Грейс покачала головой. Жэр перевел на нее взгляд.

– Подрезают? – спросил он.

– Розы. Розы Красавицы, – ответила Грейс. – Их никогда не подрезали. И они не страдают от гроз, которые срывают крыши с домов на многие мили вокруг.

– А когда их срезаешь, то они стоят ровно месяц, выглядя свежими, а потом за одну ночь увядают, – продолжила Хоуп.

Жэр улыбнулся и пожал плечами.

– Хороший знак, вы так не думаете? Что цветы такие красивые и прочее? Интересно, будут ли они цвести зимой? В деревне начнут болтать.

– Думаю, они будут цвести всегда, – отозвался Отец. – Летом и зимой.

Жэр посмотрел на него.

– Она приснилась вам прошлой ночью?

– Да. – Отец помолчал. – Она ехала в замок верхом на Великодушном. Одетая в длинную синюю амазонку и плащ, который развевался за ней. Она кому-то помахала – я не смог его увидеть. И она выглядела счастливой.

Он покачал головой.

– Я часто вижу ее во сне, вы знаете. И я заметил, ох, совсем недавно мне стало ясно, что она изменилась. И все еще меняется. Сначала я подумал, что начал ее забывать и огорчился. Но это не то. Она меняется. Мои сны реальны, как и прежде, но Красавица, которую вижу я, совсем другая.

– Какая? – спросила Грейс.

– Не знаю. Хотел бы тебе ответить. Хотел бы знать, откуда появляются сны – и вещие ли они.

– Думаю, что да, – заметила Хоуп. – Уверена, что так. Это как розы – они успокаивают нас.

Отец улыбнулся.

– И я так считаю.

А затем Мерси произнесла ясным тонким голоском:

– Когда Красавица вернется домой?

Ее слова словно кинули камень, потревоживший спокойную гладь пруда, в который я глядела: на мгновение я увидела выражения удивления, изумления и страха на лицах моей семьи, а потом картинка исчезла и мой сон прервался вместе с ней.
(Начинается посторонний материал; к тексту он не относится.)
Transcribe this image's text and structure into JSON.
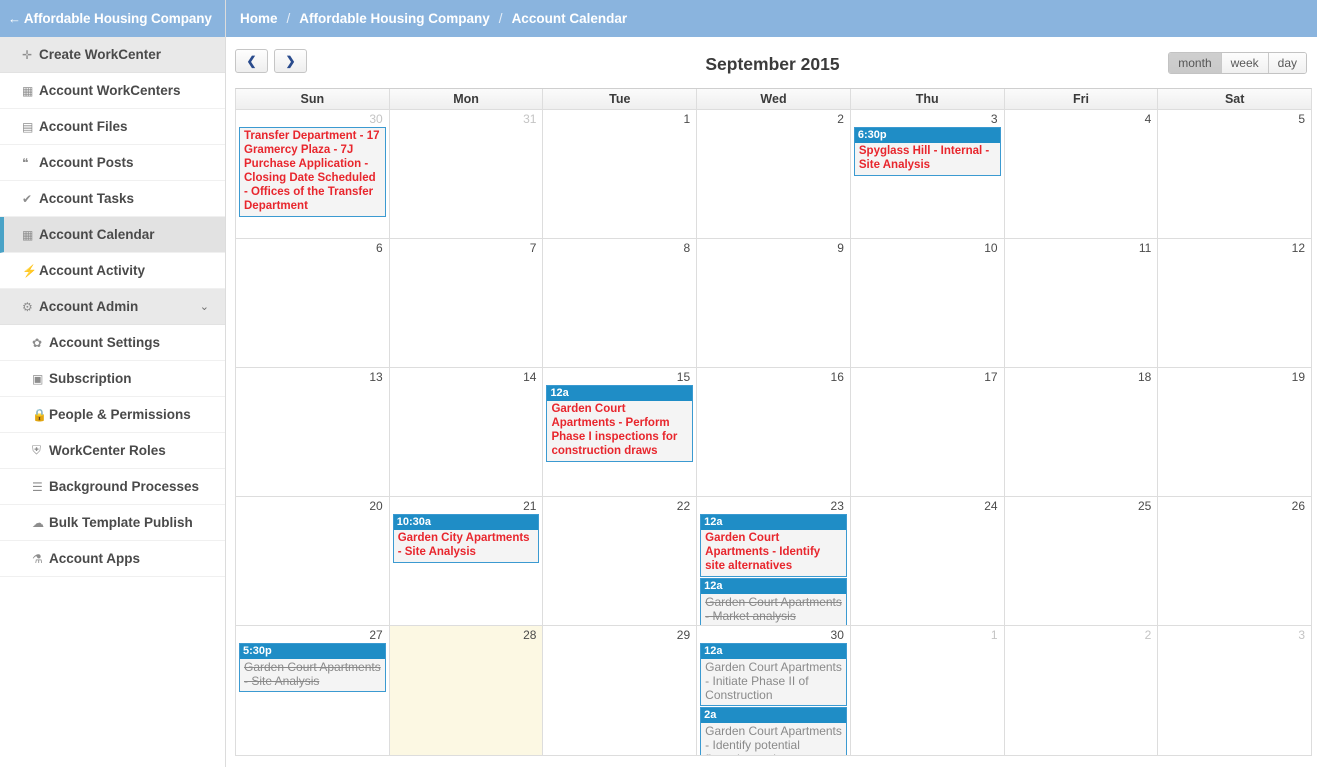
{
  "sidebar": {
    "header": {
      "title": "Affordable Housing Company",
      "back_icon": "←"
    },
    "items": [
      {
        "label": "Create WorkCenter",
        "icon": "✛",
        "icon_name": "plus-icon",
        "state": "shaded",
        "level": 1
      },
      {
        "label": "Account WorkCenters",
        "icon": "▦",
        "icon_name": "grid-icon",
        "state": "normal",
        "level": 1
      },
      {
        "label": "Account Files",
        "icon": "▤",
        "icon_name": "file-icon",
        "state": "normal",
        "level": 1
      },
      {
        "label": "Account Posts",
        "icon": "❝",
        "icon_name": "comments-icon",
        "state": "normal",
        "level": 1
      },
      {
        "label": "Account Tasks",
        "icon": "✔",
        "icon_name": "check-icon",
        "state": "normal",
        "level": 1
      },
      {
        "label": "Account Calendar",
        "icon": "▦",
        "icon_name": "calendar-icon",
        "state": "active",
        "level": 1
      },
      {
        "label": "Account Activity",
        "icon": "⚡",
        "icon_name": "bolt-icon",
        "state": "normal",
        "level": 1
      },
      {
        "label": "Account Admin",
        "icon": "⚙",
        "icon_name": "cogs-icon",
        "state": "shaded",
        "level": 1,
        "chevron": "⌄"
      },
      {
        "label": "Account Settings",
        "icon": "✿",
        "icon_name": "gear-icon",
        "state": "normal",
        "level": 2
      },
      {
        "label": "Subscription",
        "icon": "▣",
        "icon_name": "money-icon",
        "state": "normal",
        "level": 2
      },
      {
        "label": "People & Permissions",
        "icon": "🔒",
        "icon_name": "lock-icon",
        "state": "normal",
        "level": 2
      },
      {
        "label": "WorkCenter Roles",
        "icon": "⛨",
        "icon_name": "shield-icon",
        "state": "normal",
        "level": 2
      },
      {
        "label": "Background Processes",
        "icon": "☰",
        "icon_name": "tasks-icon",
        "state": "normal",
        "level": 2
      },
      {
        "label": "Bulk Template Publish",
        "icon": "☁",
        "icon_name": "cloud-upload-icon",
        "state": "normal",
        "level": 2
      },
      {
        "label": "Account Apps",
        "icon": "⚗",
        "icon_name": "flask-icon",
        "state": "normal",
        "level": 2
      }
    ]
  },
  "breadcrumb": {
    "home": "Home",
    "sep1": "/",
    "account": "Affordable Housing Company",
    "sep2": "/",
    "page": "Account Calendar"
  },
  "toolbar": {
    "prev_label": "❮",
    "next_label": "❯",
    "title": "September 2015",
    "views": [
      {
        "label": "month",
        "selected": true
      },
      {
        "label": "week",
        "selected": false
      },
      {
        "label": "day",
        "selected": false
      }
    ]
  },
  "calendar": {
    "dow": [
      "Sun",
      "Mon",
      "Tue",
      "Wed",
      "Thu",
      "Fri",
      "Sat"
    ],
    "weeks": [
      [
        {
          "num": "30",
          "other": true,
          "today": false,
          "events": [
            {
              "time": null,
              "title": "Transfer Department - 17 Gramercy Plaza - 7J Purchase Application - Closing Date Scheduled - Offices of the Transfer Department",
              "style": "red"
            }
          ]
        },
        {
          "num": "31",
          "other": true,
          "today": false,
          "events": []
        },
        {
          "num": "1",
          "other": false,
          "today": false,
          "events": []
        },
        {
          "num": "2",
          "other": false,
          "today": false,
          "events": []
        },
        {
          "num": "3",
          "other": false,
          "today": false,
          "events": [
            {
              "time": "6:30p",
              "title": "Spyglass Hill - Internal - Site Analysis",
              "style": "red"
            }
          ]
        },
        {
          "num": "4",
          "other": false,
          "today": false,
          "events": []
        },
        {
          "num": "5",
          "other": false,
          "today": false,
          "events": []
        }
      ],
      [
        {
          "num": "6",
          "other": false,
          "today": false,
          "events": []
        },
        {
          "num": "7",
          "other": false,
          "today": false,
          "events": []
        },
        {
          "num": "8",
          "other": false,
          "today": false,
          "events": []
        },
        {
          "num": "9",
          "other": false,
          "today": false,
          "events": []
        },
        {
          "num": "10",
          "other": false,
          "today": false,
          "events": []
        },
        {
          "num": "11",
          "other": false,
          "today": false,
          "events": []
        },
        {
          "num": "12",
          "other": false,
          "today": false,
          "events": []
        }
      ],
      [
        {
          "num": "13",
          "other": false,
          "today": false,
          "events": []
        },
        {
          "num": "14",
          "other": false,
          "today": false,
          "events": []
        },
        {
          "num": "15",
          "other": false,
          "today": false,
          "events": [
            {
              "time": "12a",
              "title": "Garden Court Apartments - Perform Phase I inspections for construction draws",
              "style": "red"
            }
          ]
        },
        {
          "num": "16",
          "other": false,
          "today": false,
          "events": []
        },
        {
          "num": "17",
          "other": false,
          "today": false,
          "events": []
        },
        {
          "num": "18",
          "other": false,
          "today": false,
          "events": []
        },
        {
          "num": "19",
          "other": false,
          "today": false,
          "events": []
        }
      ],
      [
        {
          "num": "20",
          "other": false,
          "today": false,
          "events": []
        },
        {
          "num": "21",
          "other": false,
          "today": false,
          "events": [
            {
              "time": "10:30a",
              "title": "Garden City Apartments - Site Analysis",
              "style": "red"
            }
          ]
        },
        {
          "num": "22",
          "other": false,
          "today": false,
          "events": []
        },
        {
          "num": "23",
          "other": false,
          "today": false,
          "events": [
            {
              "time": "12a",
              "title": "Garden Court Apartments - Identify site alternatives",
              "style": "red"
            },
            {
              "time": "12a",
              "title": "Garden Court Apartments - Market analysis",
              "style": "done"
            }
          ]
        },
        {
          "num": "24",
          "other": false,
          "today": false,
          "events": []
        },
        {
          "num": "25",
          "other": false,
          "today": false,
          "events": []
        },
        {
          "num": "26",
          "other": false,
          "today": false,
          "events": []
        }
      ],
      [
        {
          "num": "27",
          "other": false,
          "today": false,
          "events": [
            {
              "time": "5:30p",
              "title": "Garden Court Apartments - Site Analysis",
              "style": "done"
            }
          ]
        },
        {
          "num": "28",
          "other": false,
          "today": true,
          "events": []
        },
        {
          "num": "29",
          "other": false,
          "today": false,
          "events": []
        },
        {
          "num": "30",
          "other": false,
          "today": false,
          "events": [
            {
              "time": "12a",
              "title": "Garden Court Apartments - Initiate Phase II of Construction",
              "style": "muted"
            },
            {
              "time": "2a",
              "title": "Garden Court Apartments - Identify potential financing options",
              "style": "muted"
            }
          ]
        },
        {
          "num": "1",
          "other": true,
          "today": false,
          "events": []
        },
        {
          "num": "2",
          "other": true,
          "today": false,
          "events": []
        },
        {
          "num": "3",
          "other": true,
          "today": false,
          "events": []
        }
      ]
    ]
  },
  "colors": {
    "brand_blue": "#8ab4de",
    "event_blue": "#1f8dc6",
    "event_red": "#e8262d",
    "today_bg": "#fcf8e3",
    "active_accent": "#4aa3c7"
  }
}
Первым, о чем я подумала после пробуждения, было: я и правда одевала вчера синюю амазонку, видела Чудовище и махала ему рукой, пока мой конь галопом направлялся обратно к замку.

Сквозь мое окно виднелся бледновато-прозрачный рассвет. Гроза ушла и небо стало безоблачно голубым. Я чувствовала себя усталой: поклевала носом над чашкой и медленно прошла вниз, чтобы выйти в сад.

– Доброе утро, Красавица, – сказало Чудовище.

– Доброе утро, – я повернулась и зевнула. – Извини. Из-за грозы я почти всю ночь не спала.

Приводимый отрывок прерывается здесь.